Наряду с более бесцеремонными звонками старых и новых почитателей начались постоянные звонки интеллектуалов – первых набоковедов. Как-то весенним утром 1964 года бывший студент Корнелла, собравшись с силами, атаковал из засады Веру в Монтрё. Выдвинувшись из-за самого популярного в Монтрё газетного киоска, он напомнил Вере, как в 1958 году Набоков с жаром проповедника ему внушал, что, если он хочет стать писателем, стоит приучаться запоминать всевозможные названия. Просияв, Вера заверила бывшего студента: «Мы постоянновсем рассказываем эту историю!» Она была неизменно любезна с такого рода посетителями, хотя многие замечали игру на публику, описанную Рольф: Вера подхватывала у сетки неизменно посылаемые Набоковым низкие мячи. Осенью 1968 года Леонард Лайонс практически не ошибся, заметив, что «все крупные киностудии шлют посланника к Владимиру Набокову в Швейцарию, чтоб прочесть его новый роман», поскольку рукопись, завлекавшую двумя нимфетками, он не позволял выносить из дома. Не без участия Лазара были оговорены условия, по которым запрос принимался лишь от главных лиц киностудий. Первым в этом списке явился Роберт Эванс, представлявший «Парамаунт». Увидев его, Набоковы заартачились и стали подвергать Эванса перекрестному допросу. «Вы же дитя еще!» – заметил Набоков. «На вид вам не больше двадцати! – подхватила Вера. – Неужто вы действительно возглавляете „Парамаунт“?» (Кончилось тем, что Эвансу пришлось предъявить паспорт в обмен на 881-страничную рукопись «Ады», которую он прочел за один день не без помощи амфетамина. Но покупать отказался.) В январе 1969 года к Набоковым на неделю приехал Эндрю Филд, который в свои двадцать девять лет уже выступил первопроходцем, опубликовав исследование творчества Набокова. В том же году он приезжал повторно, а потом в 1971 году провел у Набоковых весь январь. Его восторги и разговоры были приняты, должно быть, благосклонно, однако Вера постоянно была начеку, следя, чтобы ни одно слово, слетавшее у них с языка, не стало впоследствии достоянием публичной библиотеки. Ее взгляды на сей предмет были предельно очевидны: в такой ситуации нельзя произносить ничего лишнего.

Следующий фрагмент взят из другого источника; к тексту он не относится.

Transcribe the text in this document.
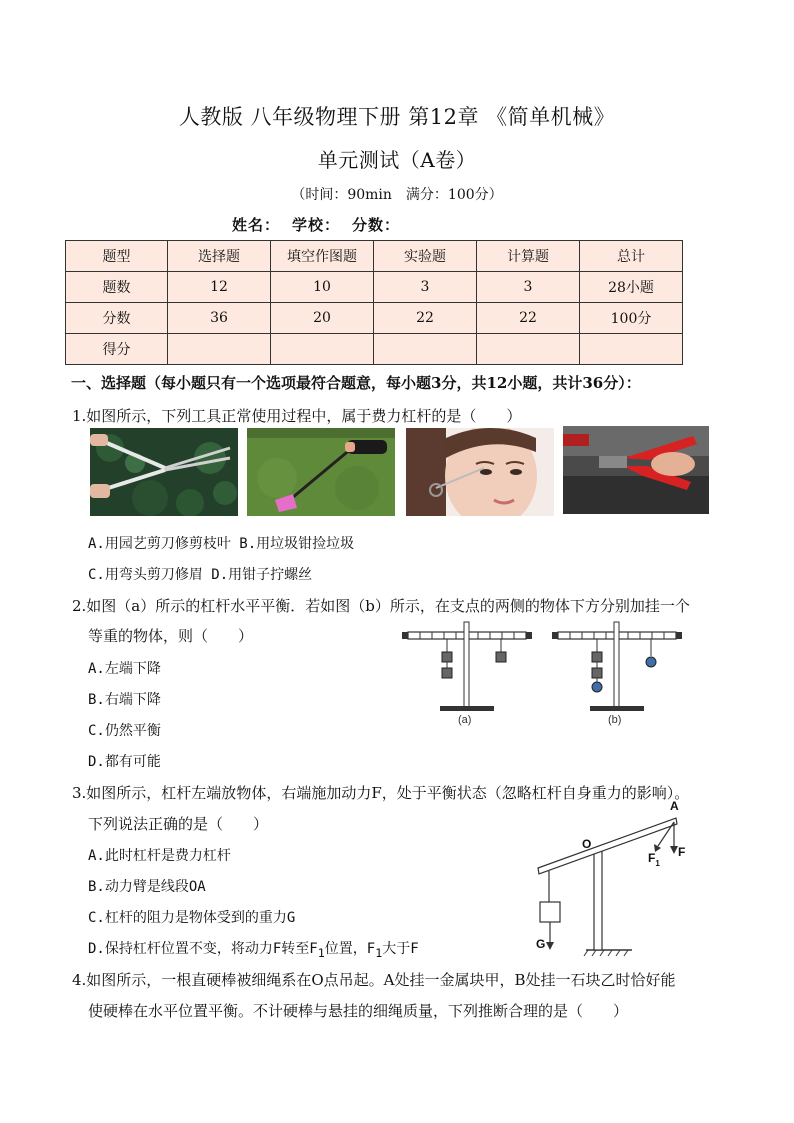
人教版 八年级物理下册 第12章 《简单机械》
单元测试（A卷）
（时间：90min　满分：100分）
姓名： 学校： 分数：
题型	选择题	填空作图题	实验题	计算题	总计
题数	12	10	3	3	28小题
分数	36	20	22	22	100分
得分					
一、选择题（每小题只有一个选项最符合题意，每小题3分，共12小题，共计36分）：
1.如图所示，下列工具正常使用过程中，属于费力杠杆的是（　　）
A.用园艺剪刀修剪枝叶 B.用垃圾钳捡垃圾
C.用弯头剪刀修眉 D.用钳子拧螺丝
2.如图（a）所示的杠杆水平平衡．若如图（b）所示，在支点的两侧的物体下方分别加挂一个
等重的物体，则（　　）
A.左端下降
B.右端下降
C.仍然平衡
D.都有可能
(a)	(b)
3.如图所示，杠杆左端放物体，右端施加动力F，处于平衡状态（忽略杠杆自身重力的影响）。
下列说法正确的是（　　）
A.此时杠杆是费力杠杆
B.动力臂是线段OA
C.杠杆的阻力是物体受到的重力G
D.保持杠杆位置不变，将动力F转至$F_1$位置，$F_1$大于F
A
O
F
$F_1$
G
4.如图所示，一根直硬棒被细绳系在O点吊起。A处挂一金属块甲，B处挂一石块乙时恰好能
使硬棒在水平位置平衡。不计硬棒与悬挂的细绳质量，下列推断合理的是（　　）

С другими исследователями Вера держалась не так напряженно, по большей части впечатляюще отыгрывая свою роль заднего плана, даже если ей приходилось предпринимать некий выпад, чтобы удержаться на нем. Впервые Эллендея и Карл Проффер посетили Набоковых в Лугано в конце июля 1969 года по возвращении из Москвы. В ту пору Проффер был молодым преподавателем и страстным поклонником русской литературы; обе супружеские пары провели три часа в увлекательной одухотворенной беседе за обедом, во время которого Эллендея была поражена, с каким нескрываемым интересом Вера относится к людям. Особо Вера отметила двадцатичетырехлетнюю студентку-выпускницу в мини-юбке, задававшую интересные вопросы и не проявившую особого почтения к человеку, чей портрет уже красовался на обложке журнала «Тайм»: обычно Вера милостиво взирала на женщин, не пасующих перед Набоковым. В один из последующих визитов, обсудив ряд сложных вопросов, Эллендея обмолвилась, что просто для себя интересуется обстоятельствами первой встречи Набоковых. Владимир с готовностью принялся рассказывать. Именно в этот момент Вера прервала его своим выпадом: «Вы что, из КГБ?» И вообще, что это за расспросы! Говоря, она сохраняла на лице некоторую улыбку, однако в мастерстве кинуть ложку дегтя ей было не отказать. Через полчаса чуть смущенно Вера вернулась-таки к поднятой теме. «А когда выобрели свое счастье?» – спросила она у Профферов. Вера умела быть милой и любезной: Стивен Паркер с женой-француженкой Мари-Люс, супруги Аппель, Саймон Карлинский из Беркли, ученый Геннадий Барабтарло и его жена – все помнят смешинки в Вериных глазах, ее изящные, живые речевые обороты; но при этом – ни единого слова о себе [313]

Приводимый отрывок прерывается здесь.